How to talk to beautiful women Would it surprise you that the more attractive the woman, the easier it is to begin a conversation with her? If so, then it would probably surprise you even more to know that the most beautiful women are the easiest to start a conversation with. Let me paint a little image for you, OK? You are out with some friends, maybe at a great new lounge. On your way to the bar, you notice a woman with extra-special beauty laughing with her friends. She has that look of beauty that is rare, but is breathtaking. You decide you want to meet her, but how? I am going to share the BEST way to approach her in just a moment... But, first you've gotta realize that most women of great beauty are so intimidating to men, that the best a guy can do is pick his jaw up off the floor and keep walking. Truthfully, extraordinary beauty strikes the fear of God in many men. So, if you want to learn how to approach and attract very beautiful women, the first and most important thing to remember is.... Relax. Haha - WAY easier to type that than to DO it... A few years ago, I worked up the nerve to approach a very famous supermodel (who shall remain nameless). I was terrified upon approaching, but forced myself to do it because I knew it would help me build my confidence. What surprised me was how open she was to having a conversation. She was friendly, humorous and engaging. The interaction ended when her thug-bodyguard ran me off...but I was so surprised how easy she was to talk to.
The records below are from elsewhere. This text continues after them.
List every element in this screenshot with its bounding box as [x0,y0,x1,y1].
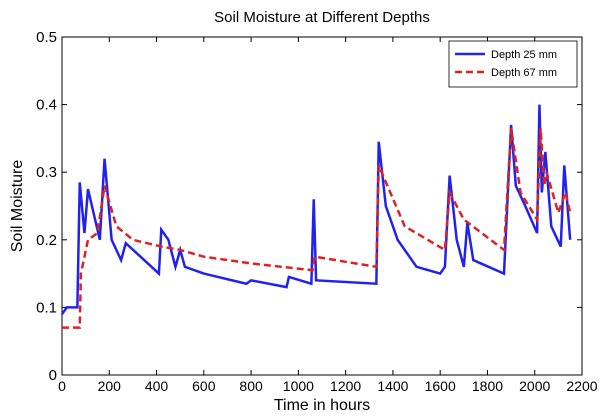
x-tick-label: 2200 [566,378,597,394]
legend-label: Depth 67 mm [491,67,557,79]
x-axis-label: Time in hours [274,397,370,414]
y-tick-label: 0.5 [36,29,57,46]
x-tick-label: 1000 [283,378,314,394]
x-tick-label: 800 [239,378,263,394]
x-tick-label: 1600 [425,378,456,394]
x-tick-label: 0 [58,378,66,394]
x-tick-label: 1200 [330,378,361,394]
chart-title: Soil Moisture at Different Depths [214,9,430,26]
y-tick-label: 0.1 [36,299,57,316]
y-axis-label: Soil Moisture [9,160,26,253]
legend-label: Depth 25 mm [491,49,557,61]
x-tick-label: 1400 [377,378,408,394]
y-tick-label: 0.2 [36,232,57,249]
legend: Depth 25 mm Depth 67 mm [448,40,578,88]
x-tick-label: 1800 [472,378,503,394]
plot-frame [61,36,583,376]
x-tick-label: 600 [192,378,216,394]
y-tick-label: 0.3 [36,164,57,181]
x-tick-label: 400 [145,378,169,394]
y-tick-label: 0.4 [36,97,57,114]
data-line [62,128,572,329]
data-line [60,104,572,315]
y-tick-label: 0 [49,367,57,384]
x-tick-label: 2000 [519,378,550,394]
legend-box [448,40,578,88]
x-tick-label: 200 [98,378,122,394]
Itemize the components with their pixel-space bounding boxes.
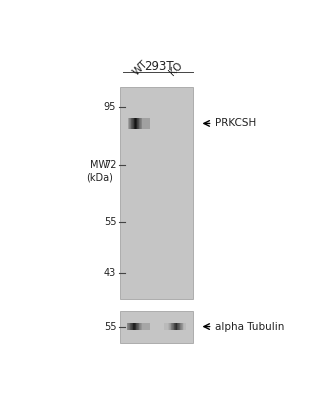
Bar bbox=[134, 323, 135, 330]
Bar bbox=[138, 323, 139, 330]
Text: 55: 55 bbox=[104, 217, 116, 227]
Bar bbox=[129, 118, 130, 129]
Bar bbox=[130, 323, 131, 330]
Bar bbox=[164, 323, 165, 330]
Bar bbox=[175, 323, 176, 330]
Bar bbox=[173, 323, 174, 330]
Bar bbox=[132, 323, 133, 330]
Bar bbox=[171, 323, 172, 330]
Bar bbox=[135, 323, 136, 330]
Bar bbox=[143, 323, 144, 330]
Text: 72: 72 bbox=[104, 160, 116, 170]
Bar bbox=[127, 323, 128, 330]
Bar bbox=[180, 323, 181, 330]
Bar bbox=[146, 118, 147, 129]
Bar bbox=[144, 118, 145, 129]
Text: 55: 55 bbox=[104, 322, 116, 332]
Bar bbox=[136, 323, 137, 330]
Bar bbox=[137, 118, 138, 129]
Bar bbox=[179, 323, 180, 330]
Bar bbox=[142, 323, 143, 330]
Bar bbox=[141, 323, 142, 330]
Bar bbox=[140, 323, 141, 330]
Bar bbox=[136, 118, 137, 129]
Bar bbox=[178, 323, 179, 330]
Bar bbox=[148, 323, 149, 330]
Bar bbox=[169, 323, 170, 330]
Bar bbox=[181, 323, 182, 330]
Bar bbox=[132, 118, 133, 129]
Bar bbox=[143, 118, 144, 129]
Bar bbox=[120, 311, 193, 343]
Bar bbox=[133, 323, 134, 330]
Bar bbox=[148, 118, 149, 129]
Bar bbox=[166, 323, 167, 330]
Bar bbox=[142, 118, 143, 129]
Bar bbox=[145, 118, 146, 129]
Bar bbox=[170, 323, 171, 330]
Bar bbox=[177, 323, 178, 330]
Bar bbox=[184, 323, 185, 330]
Text: MW
(kDa): MW (kDa) bbox=[86, 160, 113, 182]
Bar bbox=[146, 323, 147, 330]
Text: KO: KO bbox=[168, 61, 185, 78]
Bar bbox=[172, 323, 173, 330]
Bar bbox=[139, 323, 140, 330]
Bar bbox=[167, 323, 168, 330]
Bar bbox=[165, 323, 166, 330]
Bar bbox=[147, 323, 148, 330]
Bar bbox=[128, 118, 129, 129]
Bar bbox=[133, 118, 134, 129]
Bar bbox=[130, 118, 131, 129]
Bar bbox=[183, 323, 184, 330]
Bar bbox=[137, 323, 138, 330]
Bar bbox=[144, 323, 145, 330]
Text: 95: 95 bbox=[104, 102, 116, 112]
Bar bbox=[182, 323, 183, 330]
Text: alpha Tubulin: alpha Tubulin bbox=[215, 322, 285, 332]
Bar bbox=[176, 323, 177, 330]
Bar bbox=[135, 118, 136, 129]
Bar bbox=[129, 323, 130, 330]
Bar bbox=[141, 118, 142, 129]
Bar bbox=[168, 323, 169, 330]
Bar bbox=[140, 118, 141, 129]
Bar bbox=[131, 323, 132, 330]
Bar bbox=[185, 323, 186, 330]
Bar bbox=[139, 118, 140, 129]
Bar bbox=[134, 118, 135, 129]
Bar bbox=[138, 118, 139, 129]
Text: PRKCSH: PRKCSH bbox=[215, 118, 256, 128]
Bar bbox=[149, 323, 150, 330]
Text: 293T: 293T bbox=[144, 60, 174, 73]
Text: WT: WT bbox=[131, 59, 150, 78]
Bar bbox=[120, 86, 193, 299]
Bar bbox=[147, 118, 148, 129]
Text: 43: 43 bbox=[104, 268, 116, 278]
Bar bbox=[174, 323, 175, 330]
Bar bbox=[149, 118, 150, 129]
Bar bbox=[128, 323, 129, 330]
Bar bbox=[131, 118, 132, 129]
Bar bbox=[145, 323, 146, 330]
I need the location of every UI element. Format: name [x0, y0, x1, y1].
Interesting, right? What my friends and I realized later was that women of great beauty are rarely approached by men. The women hardest
to meet are, in fact, those that are a bit below the supermodel level - call them an "8" or a "9" (rating scales are crude, so forgive me). They are less intimidating, and therefore more approachable by men. If you are only talking to women of this calibre, you are probably amazed at how difficult it can be to engage them in a conversation. They are the ones who will often throw tests at you as fast as a Roger Clemens fastball. Why? They have had to learn how to deal with men trying to pick them up a lot, and have developed an arsenal to defend themselves from guys only interested in their bodies. However, the "10"s of the world are already so fearsome to men, that they get off WAY easier. Of course, they have challenges in different ways, but for now I encourage you to go for it and approach them. OK, so here are some specific tips on beginning a conversation with VERY attractive women: 1) When (and if) you do, be sure not to fawn over their beauty or even remark that they are attractive. This will instantly blow it for you, as you become one of the many who are not able to get past their looks. 2) Instead of commenting on her extra-special beauty, ask her something like this: "Excuse me - I need female input on a debate my friends and I are having - maybe you can help. In a relationship, what is more important to women - romance or adventure?" 3) Once she replies, spin her answer into some humorous flirtatious banter, while revealing some of your own opinions about the subject. This way, you're beginning a conversation with her, rather than hitting on her. 4) With the very attractive women, hard-core flirting is not really necessary. In fact, you'll likely find them to be a bit socially inept. Strange isn't it? So, you won't want to do much in terms of flirting or teasing, but baiting and storytelling are KEY with this skill, OK? If you asked an extremely attractive woman what is it that
most upsets her about her beauty, it would probably be that people see her as a hot body, rather than as a person. So, this plan sends the interaction into a conversation more than a flirtatious "pick-up". However, you must remember to demonstrate your personality smoothly using the baiting and storytelling social skills.